A fofa, toda metida a besta, não desiste nunca. Aí presenteia o bofe – sim, ela está doida e Aí fica aquela batedeira high-tech fazendo companhia aos três pratos chinfrins e aos garfos tortos – como se o Uri Geller, aquele parapsicólogo que aparecia no Fantástico das antigas, tivesse jantado por lá ou feito faxina na área.
Ela começa a revirar geral, um deus-nos-acuda, numa casa onde ninguém havia mudado sequer uma planta de lugar. O reino vegetal, aliás, é outro ponto fraco do macho solteiro convicto – prestem atenção, amigas da UMA. Jarros, flores? Nem de plástico.

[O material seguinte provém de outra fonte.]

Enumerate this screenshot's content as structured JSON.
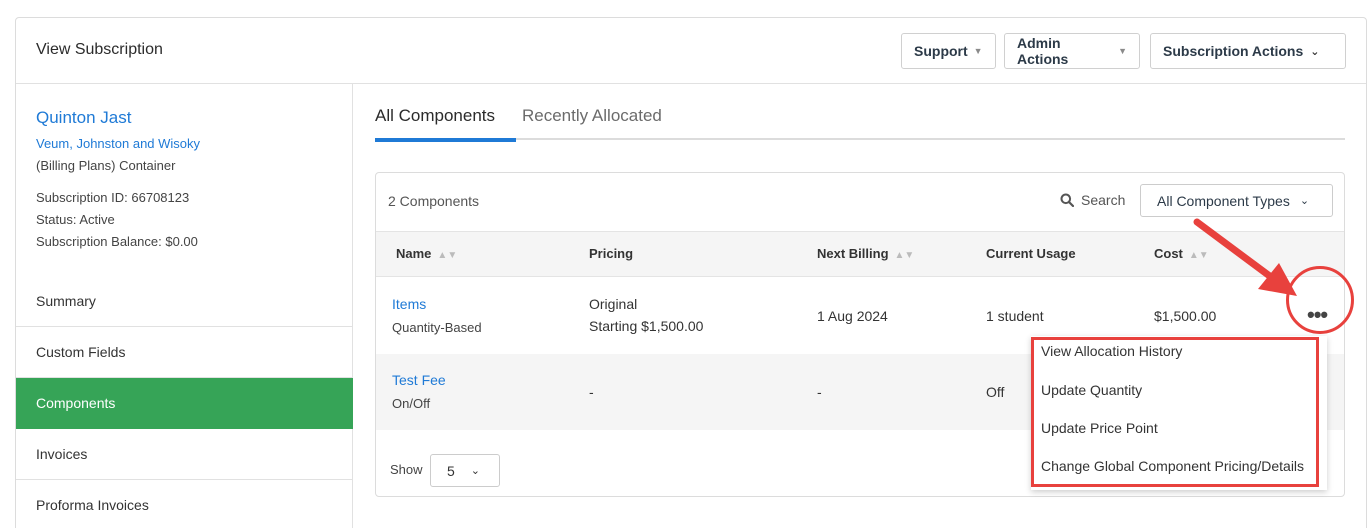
{
  "header": {
    "title": "View Subscription",
    "support_label": "Support",
    "admin_label": "Admin Actions",
    "subscription_actions_label": "Subscription Actions"
  },
  "customer": {
    "name": "Quinton Jast",
    "organization": "Veum, Johnston and Wisoky",
    "plan": "(Billing Plans) Container",
    "subscription_id": "Subscription ID: 66708123",
    "status": "Status: Active",
    "balance": "Subscription Balance: $0.00"
  },
  "sidebar": {
    "items": [
      {
        "label": "Summary"
      },
      {
        "label": "Custom Fields"
      },
      {
        "label": "Components",
        "active": true
      },
      {
        "label": "Invoices"
      },
      {
        "label": "Proforma Invoices"
      }
    ]
  },
  "tabs": [
    {
      "label": "All Components",
      "active": true
    },
    {
      "label": "Recently Allocated"
    }
  ],
  "panel": {
    "count": "2 Components",
    "search_label": "Search",
    "filter_label": "All Component Types",
    "columns": [
      "Name",
      "Pricing",
      "Next Billing",
      "Current Usage",
      "Cost"
    ],
    "rows": [
      {
        "name": "Items",
        "type": "Quantity-Based",
        "pricing_line1": "Original",
        "pricing_line2": "Starting $1,500.00",
        "next_billing": "1 Aug 2024",
        "usage": "1 student",
        "cost": "$1,500.00"
      },
      {
        "name": "Test Fee",
        "type": "On/Off",
        "pricing_line1": "-",
        "next_billing": "-",
        "usage": "Off"
      }
    ],
    "show_label": "Show",
    "show_value": "5"
  },
  "row_menu": {
    "items": [
      "View Allocation History",
      "Update Quantity",
      "Update Price Point",
      "Change Global Component Pricing/Details"
    ]
  },
  "colors": {
    "accent": "#1f7ad6",
    "active_nav": "#36a457",
    "highlight": "#e8413d"
  }
}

Na casa do homem solteiro típico, a utilidade triunfa sobre a estética. O cúmulo do utilitarismo. Sofá da tia-avó vira cama, como diz a minha amiga D., co-autora desta crônica. A cama vira sofá, a rede vira sofá e cobertor, o cobertor vira cortina preso à persiana... A falta de cortina é outra marca registrada do desmantelo do cavaleiro solitário. Quando muito, papel filme.
Abajur? De jeito maneira. Tosco no último, ele não tem cultura de luz indireta, nem nunca terá, esqueça.
Outro traço de personalidade do macho solteiro convicto: tudo que chega até a cozinha vira tupperware – aquelas embalagens plásticas de lasanha comprada pronta, caixinha de entrega de comida chinesa ou japonesa, potes de sorvete... Melhor assim do que as frescuras do ex da minha amiga D., a mesma acima citada. Ela entrou na casa dele e logo ouviu a advertência, em altos brados:
“Não pisa de salto no meu carpete de madeira!”.
E você, leitora, o que prefere, um homem solteiro e tosco ou aquele metrossexual cuja banqueta de cremes é de longe maior do que a sua?